What will happen if there is a trade deal and some improvement in the economic outlook? Will the Fed back off from its dovish stance and cause the market to give back its gains?
This is a good example of a situation where it is better to simply respect the price action that is in front of our face, rather than try to find reasons why it won't persist. It is easy to craft a pessimistic argument about the market here, but fighting the momentum created by a dovish Fed has consistently been a mistake.
Many market players believe that the Fed is doing the wrong thing and that it is going to eventually lead to an epic disaster. Maybe so, but anticipating when and how that will occur is not the way to navigate the market today. The bulls have the momentum and the bullish narrative is being embraced.
One of the biggest positives right now is that the technical conditions favor further upside. I wrote on Friday that the tight trading range and consolidation were exactly what the bulls needed. That trading range has now been resolved to the upside and the primary issue is how much further this momentum can carry us.

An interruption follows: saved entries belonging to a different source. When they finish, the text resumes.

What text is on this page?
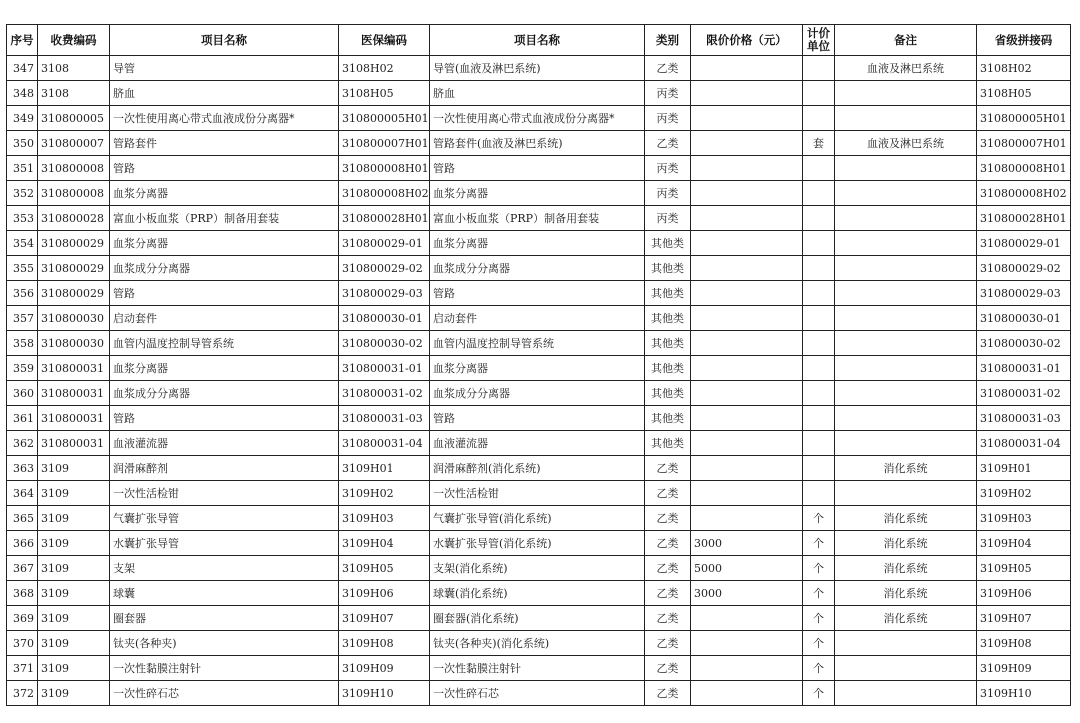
序号	收费编码	项目名称	医保编码	项目名称	类别	限价价格（元）	计价单位	备注	省级拼接码
347	3108	导管	3108H02	导管(血液及淋巴系统)	乙类			血液及淋巴系统	3108H02
348	3108	脐血	3108H05	脐血	丙类				3108H05
349	310800005	一次性使用离心带式血液成份分离器*	310800005H01	一次性使用离心带式血液成份分离器*	丙类				310800005H01
350	310800007	管路套件	310800007H01	管路套件(血液及淋巴系统)	乙类		套	血液及淋巴系统	310800007H01
351	310800008	管路	310800008H01	管路	丙类				310800008H01
352	310800008	血浆分离器	310800008H02	血浆分离器	丙类				310800008H02
353	310800028	富血小板血浆（PRP）制备用套装	310800028H01	富血小板血浆（PRP）制备用套装	丙类				310800028H01
354	310800029	血浆分离器	310800029-01	血浆分离器	其他类				310800029-01
355	310800029	血浆成分分离器	310800029-02	血浆成分分离器	其他类				310800029-02
356	310800029	管路	310800029-03	管路	其他类				310800029-03
357	310800030	启动套件	310800030-01	启动套件	其他类				310800030-01
358	310800030	血管内温度控制导管系统	310800030-02	血管内温度控制导管系统	其他类				310800030-02
359	310800031	血浆分离器	310800031-01	血浆分离器	其他类				310800031-01
360	310800031	血浆成分分离器	310800031-02	血浆成分分离器	其他类				310800031-02
361	310800031	管路	310800031-03	管路	其他类				310800031-03
362	310800031	血液灌流器	310800031-04	血液灌流器	其他类				310800031-04
363	3109	润滑麻醉剂	3109H01	润滑麻醉剂(消化系统)	乙类			消化系统	3109H01
364	3109	一次性活检钳	3109H02	一次性活检钳	乙类				3109H02
365	3109	气囊扩张导管	3109H03	气囊扩张导管(消化系统)	乙类		个	消化系统	3109H03
366	3109	水囊扩张导管	3109H04	水囊扩张导管(消化系统)	乙类	3000	个	消化系统	3109H04
367	3109	支架	3109H05	支架(消化系统)	乙类	5000	个	消化系统	3109H05
368	3109	球囊	3109H06	球囊(消化系统)	乙类	3000	个	消化系统	3109H06
369	3109	圈套器	3109H07	圈套器(消化系统)	乙类		个	消化系统	3109H07
370	3109	钛夹(各种夹)	3109H08	钛夹(各种夹)(消化系统)	乙类		个		3109H08
371	3109	一次性黏膜注射针	3109H09	一次性黏膜注射针	乙类		个		3109H09
372	3109	一次性碎石芯	3109H10	一次性碎石芯	乙类		个		3109H10
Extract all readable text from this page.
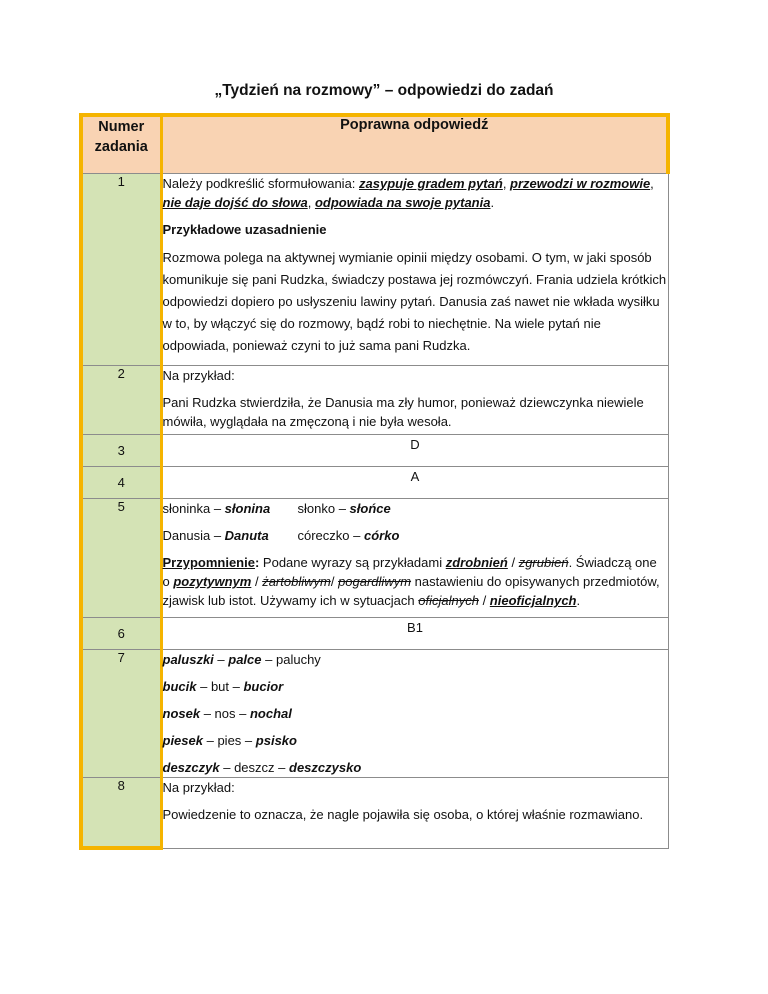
„Tydzień na rozmowy” – odpowiedzi do zadań
Numer zadania	Poprawna odpowiedź
1	Należy podkreślić sformułowania: zasypuje gradem pytań, przewodzi w rozmowie, nie daje dojść do słowa, odpowiada na swoje pytania.

Przykładowe uzasadnienie

Rozmowa polega na aktywnej wymianie opinii między osobami. O tym, w jaki sposób komunikuje się pani Rudzka, świadczy postawa jej rozmówczyń. Frania udziela krótkich odpowiedzi dopiero po usłyszeniu lawiny pytań. Danusia zaś nawet nie wkłada wysiłku w to, by włączyć się do rozmowy, bądź robi to niechętnie. Na wiele pytań nie odpowiada, ponieważ czyni to już sama pani Rudzka.

2	Na przykład:

Pani Rudzka stwierdziła, że Danusia ma zły humor, ponieważ dziewczynka niewiele mówiła, wyglądała na zmęczoną i nie była wesoła.

3	D
4	A
5	słoninka – słonina słonko – słońce
Danusia – Danuta córeczko – córko

Przypomnienie: Podane wyrazy są przykładami zdrobnień / zgrubień. Świadczą one o pozytywnym / żartobliwym/ pogardliwym nastawieniu do opisywanych przedmiotów, zjawisk lub istot. Używamy ich w sytuacjach oficjalnych / nieoficjalnych.

6	B1
7	paluszki – palce – paluchy

bucik – but – bucior

nosek – nos – nochal

piesek – pies – psisko

deszczyk – deszcz – deszczysko

8	Na przykład:

Powiedzenie to oznacza, że nagle pojawiła się osoba, o której właśnie rozmawiano.
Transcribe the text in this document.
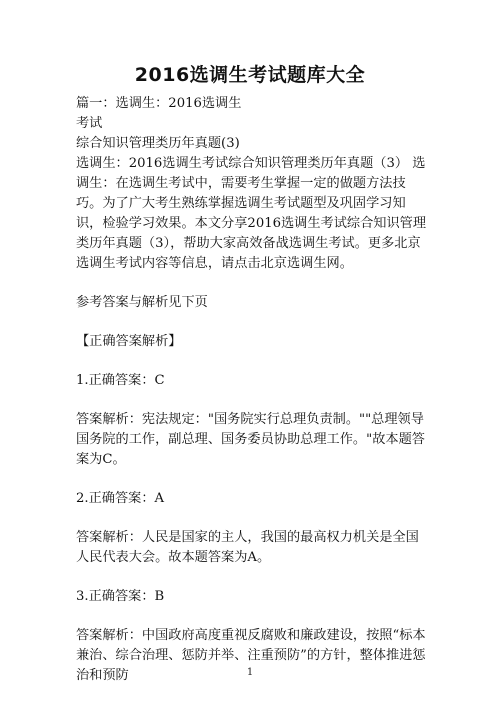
2016选调生考试题库大全

篇一：选调生：2016选调生

考试

综合知识管理类历年真题(3)

选调生：2016选调生考试综合知识管理类历年真题（3） 选调生：在选调生考试中，需要考生掌握一定的做题方法技巧。为了广大考生熟练掌握选调生考试题型及巩固学习知识，检验学习效果。本文分享2016选调生考试综合知识管理类历年真题（3），帮助大家高效备战选调生考试。更多北京选调生考试内容等信息，请点击北京选调生网。

参考答案与解析见下页

【正确答案解析】

1.正确答案：C

答案解析：宪法规定："国务院实行总理负责制。""总理领导国务院的工作，副总理、国务委员协助总理工作。"故本题答案为C。

2.正确答案：A

答案解析：人民是国家的主人，我国的最高权力机关是全国人民代表大会。故本题答案为A。

3.正确答案：B

答案解析：中国政府高度重视反腐败和廉政建设，按照“标本兼治、综合治理、惩防并举、注重预防”的方针，整体推进惩治和预防	1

This sort of market action tends to create fear of missing out, a supply of dip buyers and a greater focus on stock picking. That doesn't mean we should be undisciplined and chase stocks foolishly, but it does mean we shouldn't be too intent on trying to time a major market top.
One of the easiest mistakes to make in a market like this is to try to anticipate a top. There will be a pullback soon enough, but the business Thursday is to stay with this positive momentum as long as possible and make some money. Fed dovishness tends to be worth much more than intellectual bears think.
Gold, which I discussed yesterday as my go-to trade on a dovish Fed, is gapping up strongly this morning. I may take some short-term profits by a move in the Gold ETF (GLD) . Around $129 to $130 will be a big multi-year breakout that will attract significant technical attention.